Food Poisoning Bulletin received five years of quarterly inspections from FDACS, from January 2017 to January 2022. Of the 21 reports:
- Fifteen had perfect scores, no violations
- One was not applicable because the plant was temporarily closed due to the pandemic.
- Three had one violation for storing ingredients on the floor of the freezer.
- One had a violation for not keeping the door to the production area closed at all times (to keep out flies and pests.)
- One had two violations for a ceiling tile that needed replacing and bare wood that needed paint.
Federal inspections didn’t reveal much more. The U.S. Food and Drug Administration (FDA) has two Big Olaf inspections posted on its website. One in 2014 and one in 2019. In both years, there was a violation for a “foodborne biological hazard.” The more serious of the two occurred in 2014 and required voluntary action not mandatory official action. That year there were also two other violations one for food and color additives, the other was pesticide-related.
A Scoop of Deja Vu
If this is sounding a little familiar, there’s a reason for that. In 2015, when a deadly multistate Listeria outbreak was linked to Blue Bell ice cream, the same thing happened. The Associated Press obtained copies of state inspection records. “Days after a foodborne illness was linked to Blue Bell ice cream products, a state inspection of an Oklahoma plant later tied to the infection praised the facility for having no violations and doing a “great job,” the report stated.

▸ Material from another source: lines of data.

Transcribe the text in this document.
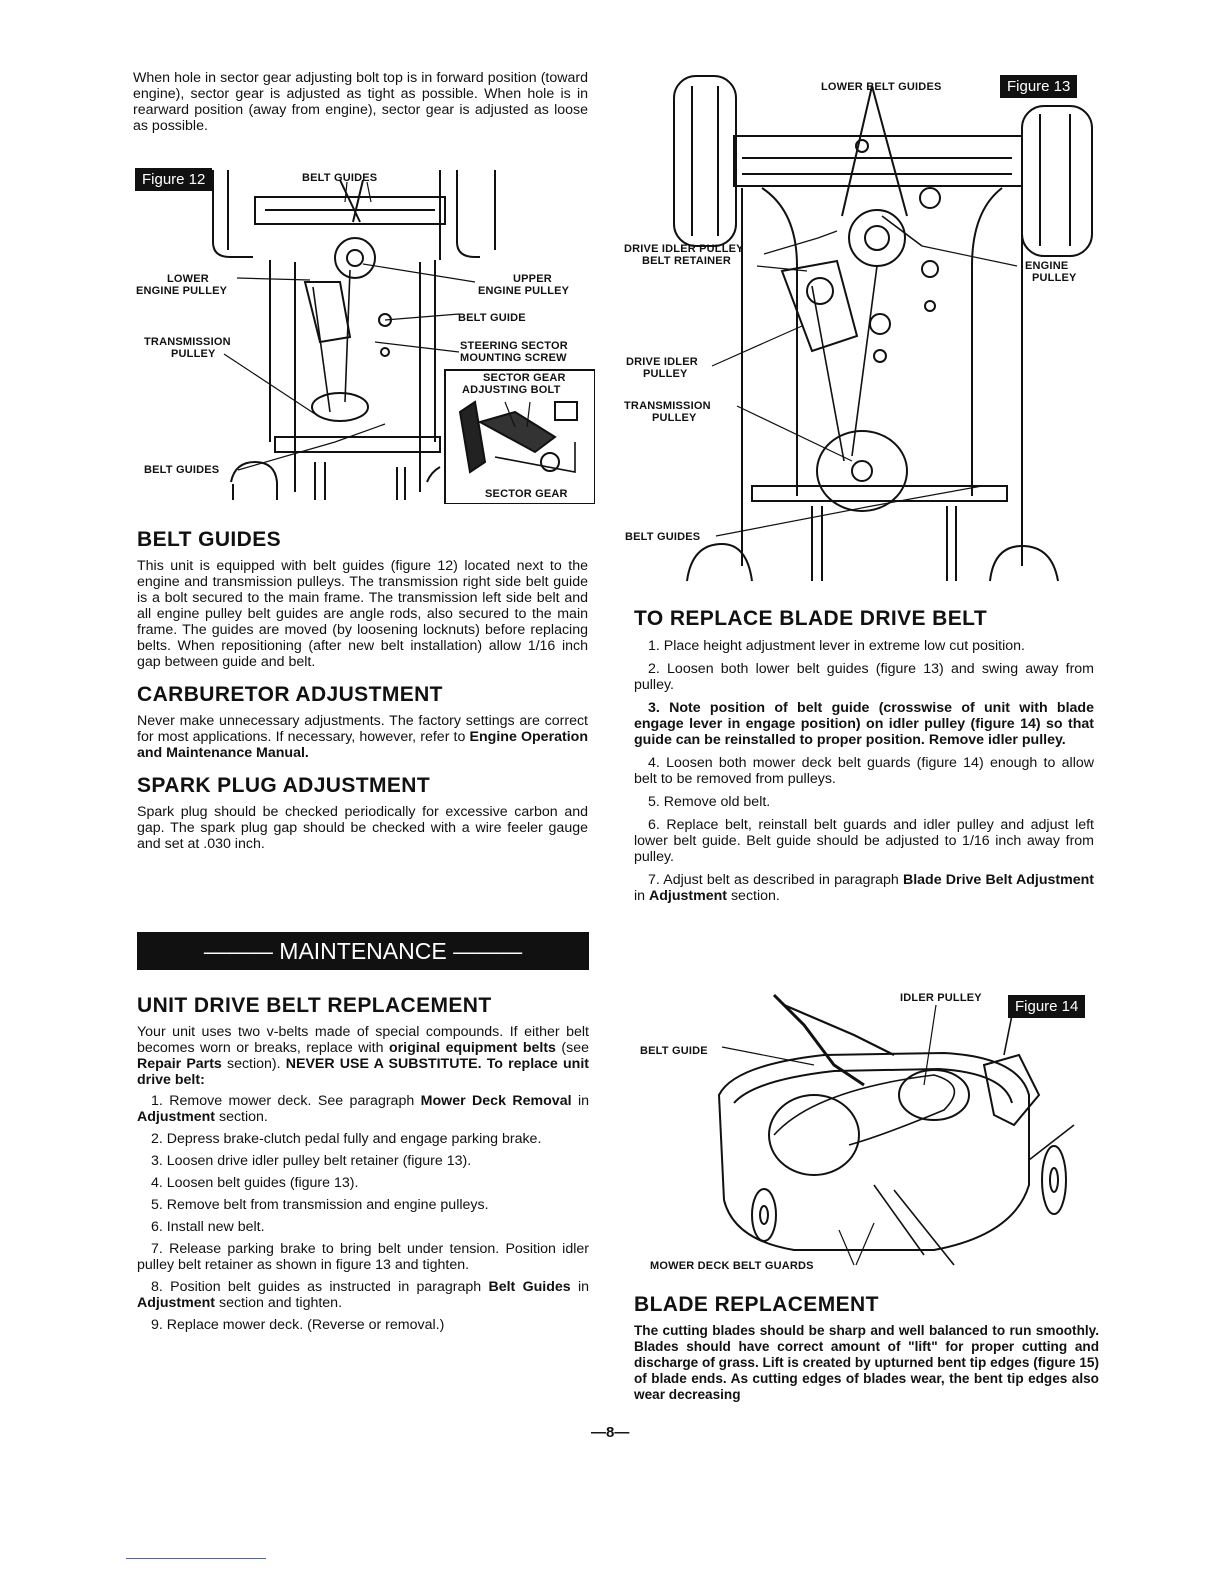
When hole in sector gear adjusting bolt top is in forward position (toward engine), sector gear is adjusted as tight as possible. When hole is in rearward position (away from engine), sector gear is adjusted as loose as possible.

Figure 12	BELT GUIDES
LOWER
ENGINE PULLEY
UPPER
ENGINE PULLEY
BELT GUIDE
TRANSMISSION
PULLEY
STEERING SECTOR
MOUNTING SCREW
SECTOR GEAR
ADJUSTING BOLT
SECTOR GEAR
BELT GUIDES
BELT GUIDES

This unit is equipped with belt guides (figure 12) located next to the engine and transmission pulleys. The transmission right side belt guide is a bolt secured to the main frame. The transmission left side belt and all engine pulley belt guides are angle rods, also secured to the main frame. The guides are moved (by loosening locknuts) before replacing belts. When repositioning (after new belt installation) allow 1/16 inch gap between guide and belt.

CARBURETOR ADJUSTMENT

Never make unnecessary adjustments. The factory settings are correct for most applications. If necessary, however, refer to Engine Operation and Maintenance Manual.

SPARK PLUG ADJUSTMENT

Spark plug should be checked periodically for excessive carbon and gap. The spark plug gap should be checked with a wire feeler gauge and set at .030 inch.

——— MAINTENANCE ———
UNIT DRIVE BELT REPLACEMENT

Your unit uses two v-belts made of special compounds. If either belt becomes worn or breaks, replace with original equipment belts (see Repair Parts section). NEVER USE A SUBSTITUTE. To replace unit drive belt:

1. Remove mower deck. See paragraph Mower Deck Removal in Adjustment section.

2. Depress brake-clutch pedal fully and engage parking brake.

3. Loosen drive idler pulley belt retainer (figure 13).

4. Loosen belt guides (figure 13).

5. Remove belt from transmission and engine pulleys.

6. Install new belt.

7. Release parking brake to bring belt under tension. Position idler pulley belt retainer as shown in figure 13 and tighten.

8. Position belt guides as instructed in paragraph Belt Guides in Adjustment section and tighten.

9. Replace mower deck. (Reverse or removal.)

LOWER BELT GUIDES	Figure 13
DRIVE IDLER PULLEY
BELT RETAINER	ENGINE
PULLEY
DRIVE IDLER
PULLEY
TRANSMISSION
PULLEY
BELT GUIDES
TO REPLACE BLADE DRIVE BELT

1. Place height adjustment lever in extreme low cut position.

2. Loosen both lower belt guides (figure 13) and swing away from pulley.

3. Note position of belt guide (crosswise of unit with blade engage lever in engage position) on idler pulley (figure 14) so that guide can be reinstalled to proper position. Remove idler pulley.

4. Loosen both mower deck belt guards (figure 14) enough to allow belt to be removed from pulleys.

5. Remove old belt.

6. Replace belt, reinstall belt guards and idler pulley and adjust left lower belt guide. Belt guide should be adjusted to 1/16 inch away from pulley.

7. Adjust belt as described in paragraph Blade Drive Belt Adjustment in Adjustment section.

IDLER PULLEY	Figure 14
BELT GUIDE
MOWER DECK BELT GUARDS
BLADE REPLACEMENT

The cutting blades should be sharp and well balanced to run smoothly. Blades should have correct amount of "lift" for proper cutting and discharge of grass. Lift is created by upturned bent tip edges (figure 15) of blade ends. As cutting edges of blades wear, the bent tip edges also wear decreasing

—8—
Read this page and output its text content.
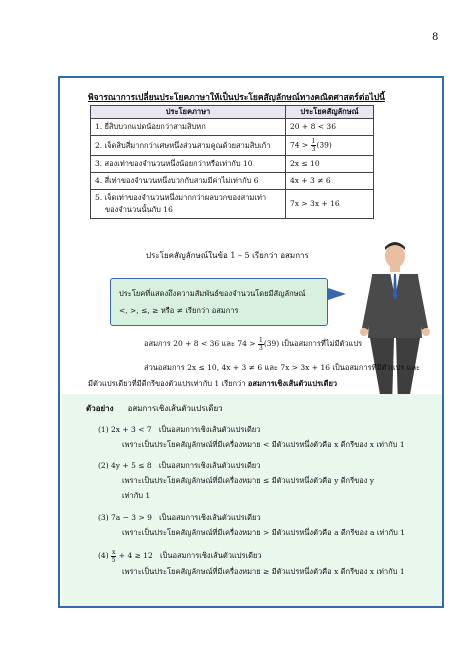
8
พิจารณาการเปลี่ยนประโยคภาษาให้เป็นประโยคสัญลักษณ์ทางคณิตศาสตร์ต่อไปนี้
ประโยคภาษา	ประโยคสัญลักษณ์
1. ยี่สิบบวกแปดน้อยกว่าสามสิบหก	20 + 8 < 36
2. เจ็ดสิบสี่มากกว่าเศษหนึ่งส่วนสามคูณด้วยสามสิบเก้า	$74 > \frac{1}{3} (39)$
3. สองเท่าของจำนวนหนึ่งน้อยกว่าหรือเท่ากับ 10	2x ≤ 10
4. สี่เท่าของจำนวนหนึ่งบวกกับสามมีค่าไม่เท่ากับ 6	4x + 3 ≠ 6
5. เจ็ดเท่าของจำนวนหนึ่งมากกว่าผลบวกของสามเท่า
ของจำนวนนั้นกับ 16	7x > 3x + 16
ประโยคสัญลักษณ์ในข้อ 1 – 5 เรียกว่า อสมการ
ประโยคที่แสดงถึงความสัมพันธ์ของจำนวนโดยมีสัญลักษณ์
<, >, ≤, ≥ หรือ ≠ เรียกว่า อสมการ
อสมการ 20 + 8 < 36 และ $74 > \frac{1}{3} (39)$ เป็นอสมการที่ไม่มีตัวแปร
ส่วนอสมการ 2x ≤ 10, 4x + 3 ≠ 6 และ 7x > 3x + 16 เป็นอสมการที่มีตัวแปร และ
มีตัวแปรเดียวที่มีดีกรีของตัวแปรเท่ากับ 1 เรียกว่า อสมการเชิงเส้นตัวแปรเดียว
ตัวอย่าง อสมการเชิงเส้นตัวแปรเดียว
(1) 2x + 3 < 7 เป็นอสมการเชิงเส้นตัวแปรเดียว
เพราะเป็นประโยคสัญลักษณ์ที่มีเครื่องหมาย < มีตัวแปรหนึ่งตัวคือ x ดีกรีของ x เท่ากับ 1
(2) 4y + 5 ≤ 8 เป็นอสมการเชิงเส้นตัวแปรเดียว
เพราะเป็นประโยคสัญลักษณ์ที่มีเครื่องหมาย ≤ มีตัวแปรหนึ่งตัวคือ y ดีกรีของ y
เท่ากับ 1
(3) 7a − 3 > 9 เป็นอสมการเชิงเส้นตัวแปรเดียว
เพราะเป็นประโยคสัญลักษณ์ที่มีเครื่องหมาย > มีตัวแปรหนึ่งตัวคือ a ดีกรีของ a เท่ากับ 1
$(4) \frac{x}{5} + 4 \ge 12$ เป็นอสมการเชิงเส้นตัวแปรเดียว
เพราะเป็นประโยคสัญลักษณ์ที่มีเครื่องหมาย ≥ มีตัวแปรหนึ่งตัวคือ x ดีกรีของ x เท่ากับ 1
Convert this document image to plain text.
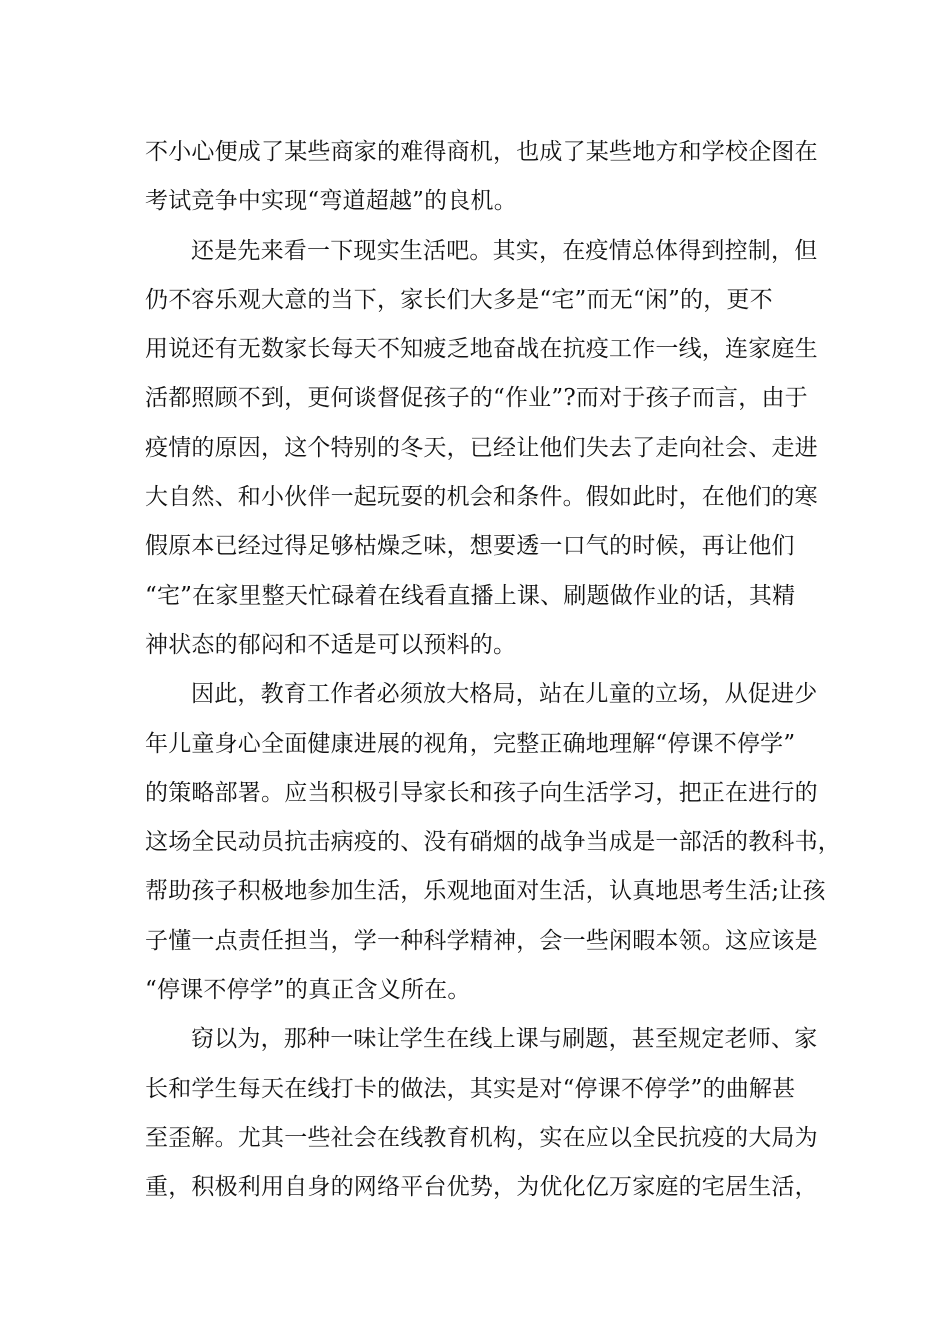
不小心便成了某些商家的难得商机，也成了某些地方和学校企图在
考试竞争中实现“弯道超越”的良机。
还是先来看一下现实生活吧。其实，在疫情总体得到控制，但
仍不容乐观大意的当下，家长们大多是“宅”而无“闲”的，更不
用说还有无数家长每天不知疲乏地奋战在抗疫工作一线，连家庭生
活都照顾不到，更何谈督促孩子的“作业”?而对于孩子而言，由于
疫情的原因，这个特别的冬天，已经让他们失去了走向社会、走进
大自然、和小伙伴一起玩耍的机会和条件。假如此时，在他们的寒
假原本已经过得足够枯燥乏味，想要透一口气的时候，再让他们
“宅”在家里整天忙碌着在线看直播上课、刷题做作业的话，其精
神状态的郁闷和不适是可以预料的。
因此，教育工作者必须放大格局，站在儿童的立场，从促进少
年儿童身心全面健康进展的视角，完整正确地理解“停课不停学”
的策略部署。应当积极引导家长和孩子向生活学习，把正在进行的
这场全民动员抗击病疫的、没有硝烟的战争当成是一部活的教科书，
帮助孩子积极地参加生活，乐观地面对生活，认真地思考生活;让孩
子懂一点责任担当，学一种科学精神，会一些闲暇本领。这应该是
“停课不停学”的真正含义所在。
窃以为，那种一味让学生在线上课与刷题，甚至规定老师、家
长和学生每天在线打卡的做法，其实是对“停课不停学”的曲解甚
至歪解。尤其一些社会在线教育机构，实在应以全民抗疫的大局为
重，积极利用自身的网络平台优势，为优化亿万家庭的宅居生活，
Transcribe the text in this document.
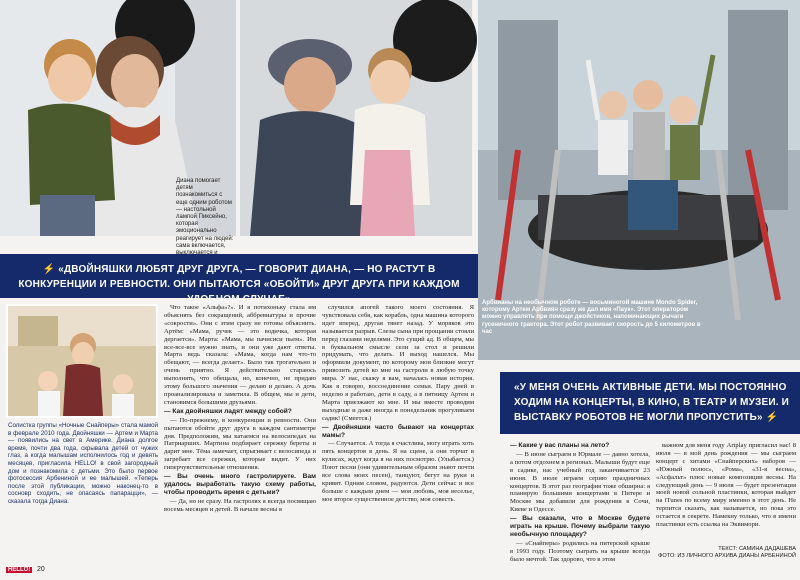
Диана помогает детям познакомиться с еще одним роботом — настольной лампой Пиксейно, которая эмоционально реагирует на людей: сама включается,
Арбвианы на необычном роботе — восьминогой машине Mondo Spider, которому Артем Арбвиян сразу же дал имя «Паук». Этот оператором можно управлять при помощи джойстиков, напоминающих рычаги гусеничного трактора. Этот робот развивает скорость до 5 километров в час
⚡ «ДВОЙНЯШКИ ЛЮБЯТ ДРУГ ДРУГА, — ГОВОРИТ ДИАНА, — НО РАСТУТ В КОНКУРЕНЦИИ И РЕВНОСТИ. ОНИ ПЫТАЮТСЯ «ОБОЙТИ» ДРУГ ДРУГА ПРИ КАЖДОМ УДОБНОМ СЛУЧАЕ»
Солистка группы «Ночные Снайперы» стала мамой в феврале 2010 года. Двойняшки — Артем и Марта — появились на свет в Америке. Диана долгое время, почти два года, скрывала детей от чужих глаз, а когда малышам исполнилось год и девять месяцев, пригласила HELLO! в свой загородный дом и познакомила с детьми. Это было первое фотосессия Арбениной и ее малышей. «Теперь после этой публикации, можно наконец-то в сосновр сходить, не опасаясь папарацци», — сказала тогда Диана.

Что такое «Альфа»?». И я потихоньку стала им объяснять без сокращений, аббревиатуры и прочие «сокрости». Они с этим сразу не готовы объяснить. Артём: «Мама, ручек — это водичка, которая дергается». Марта: «Мама, мы пачисиси пьем». Им все-все-все нужно знать, и они уже дают ответы. Марта ведь сказала: «Мама, когда нам что-то обещают, — всегда делает». Было так трогательно и очень приятно. Я действительно стараюсь выполнять, что обещала, но, конечно, не придаю этому большого значения — делаю и делаю. А дочь проанализировала и заметила. В общем, мы и дети, становимся большими друзьями.

— Как двойняшки ладят между собой?

— По-прежнему, в конкуренции и ревности. Они пытаются обойти друг друга в каждом сантиметре дня. Предположим, мы катаемся на велосипедах на Патриарших. Мартина подбирает сережку береты и дарит мне. Тёма замечает, спрыгивает с велосипеда и загребает все сережки, которые видит. У них гиперчувствительные отношения.

— Вы очень много гастролируете. Вам удалось выработать такую схему работы, чтобы проводить время с детьми?

— Да, но не сразу. На гастролях я всегда посвящаю восемь месяцев и детей. В начале весны я

случился апогей такого моего состояния. Я чувствовала себя, как корабль, одна машина которого идет вперед, другая тянет назад. У моряков это называется разрыв. Слезы сына при прощании стояли перед глазами неделями. Это сущий ад. В общем, мы в буквальном смысле сели за стол и решили придумать, что делать. И выход нашелся. Мы оформили документ, по которому мои близкие могут привозить детей ко мне на гастроли в любую точку мира. У нас, скажу я вам, началась новая история. Как я говорю, воссоединение семьи. Пару дней в неделю я работаю, дети в саду, а в пятницу Артем и Марта приезжают ко мне. И мы вместе проводим выходные и даже иногда в понедельник прогуливаем садик! (Смеется.)

— Двойняшки часто бывают на концертах мамы?

— Случается. А тогда я счастлива, могу играть хоть пять концертов в день. Я на сцене, а они торчат в кулисах, ждут когда я на них посмотрю. (Улыбается.) Поют песни (они удивительным образом знают почти все слова моих песен), танцуют, бегут на руки и кривят. Одним словом, радуются. Дети сейчас и все больше с каждым днем — моя любовь, моя веселье, мое второе существенное детство, моя совесть.

«У МЕНЯ ОЧЕНЬ АКТИВНЫЕ ДЕТИ. МЫ ПОСТОЯННО ХОДИМ НА КОНЦЕРТЫ, В КИНО, В ТЕАТР И МУЗЕИ. И ВЫСТАВКУ РОБОТОВ НЕ МОГЛИ ПРОПУСТИТЬ» ⚡

— Какие у вас планы на лето?

— В июне сыграем в Юрмале — давно хотела, а потом отдохнем в регионах. Малыши будут еще в садике, нас учебный год заканчивается 23 июня. В июле играем серию праздничных концертов. В этот раз география тоже обширна: я планирую большими концертами в Питере и Москве мы добавили для рождения в Сочи, Киеве и Одессе.

— Вы сказали, что в Москве будете играть на крыше. Почему выбрали такую необычную площадку?

— «Снайперы» родились на питерской крыше в 1993 году. Поэтому сыграть на крыше всегда было мечтой. Так здорово, что в этом

важном для меня году Artplay пригласил нас! 8 июля — в мой день рождения — мы сыграем концерт с хитами «Снайперских» наборов — «Южный полюс», «Рома», «31-я весна», «Асфальт» плюс новые композиции весны. На следующий день — 9 июля — будет презентация моей новой сольной пластинки, которая выйдет на iTunes по всему миру именно в этот день. Не терпится сказать, как называется, но пока это остается в секрете. Намекну только, что в имени пластинки есть ссылка на Эквимори.

ТЕКСТ: САМИНА ДАДАШЕВА
ФОТО: ИЗ ЛИЧНОГО АРХИВА ДИАНЫ АРБЕНИНОЙ
HELLO! 20
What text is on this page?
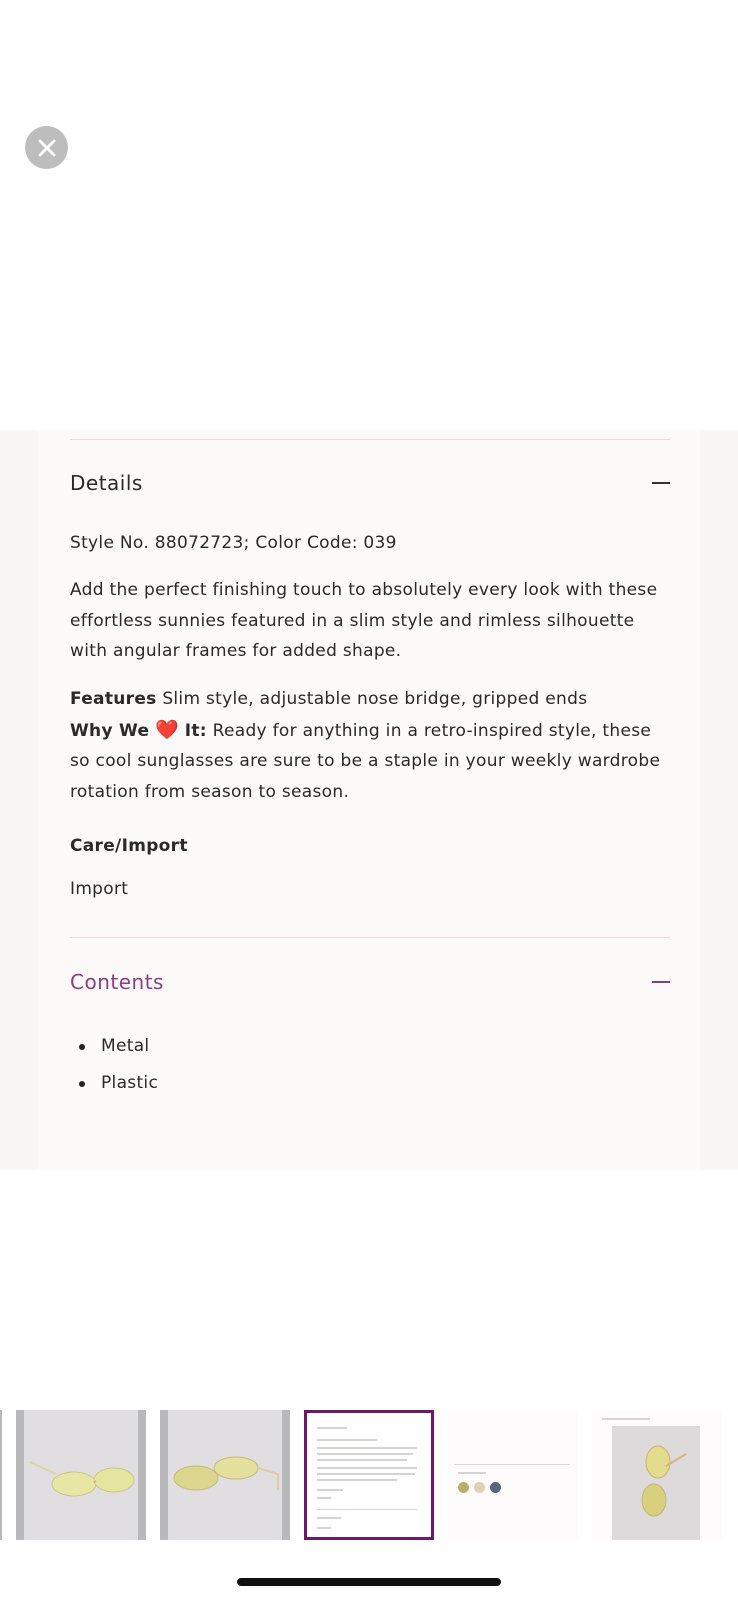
Details
Style No. 88072723; Color Code: 039
Add the perfect finishing touch to absolutely every look with these effortless sunnies featured in a slim style and rimless silhouette with angular frames for added shape.
Features Slim style, adjustable nose bridge, gripped ends
Why We ❤️ It: Ready for anything in a retro-inspired style, these so cool sunglasses are sure to be a staple in your weekly wardrobe rotation from season to season.
Care/Import
Import
Contents
Metal
Plastic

Food Poisoning Bulletin followed the reporting with the FDA’s findings of a Blue Bell plant. Like the Big Olaf reports, FDA’s Blue Bell inspections focussed on observable violations such as dripping pipes and accumulated residue. Inspectors weren’t testing for Listeria until the outbreak gave them a reason to.
The outbreaks have other similarities, too. Both of them were detected by CDC’s PulseNet, a national database of the genetic fingerprints of pathogens that cause reportable illnesses such as E. coli, Salmonella, Campylobacter, and Listeria. Both outbreaks took place over extended timelines, Big Olaf, 18 months, and Blue Bell, four years.
Distinct illness clusters were also a feature of both outbreaks. The CDC says illness clusters are “defined as two or more people who do not live in the same household who report eating food from the same retail location before becoming ill.” And they are an indicator that a contaminated food item was served or sold at that establishment. Three illness clusters in this outbreak were at retail locations that sell Big Olaf ice cream.
Finally, in both outbreaks, the ice cream was served at senior housing communities or long-term care facilities. Listeria poses a heightened risk to seniors and pregnant women. In the Big Olaf outbreak, half of the people sickened are between the ages of 72 and 92.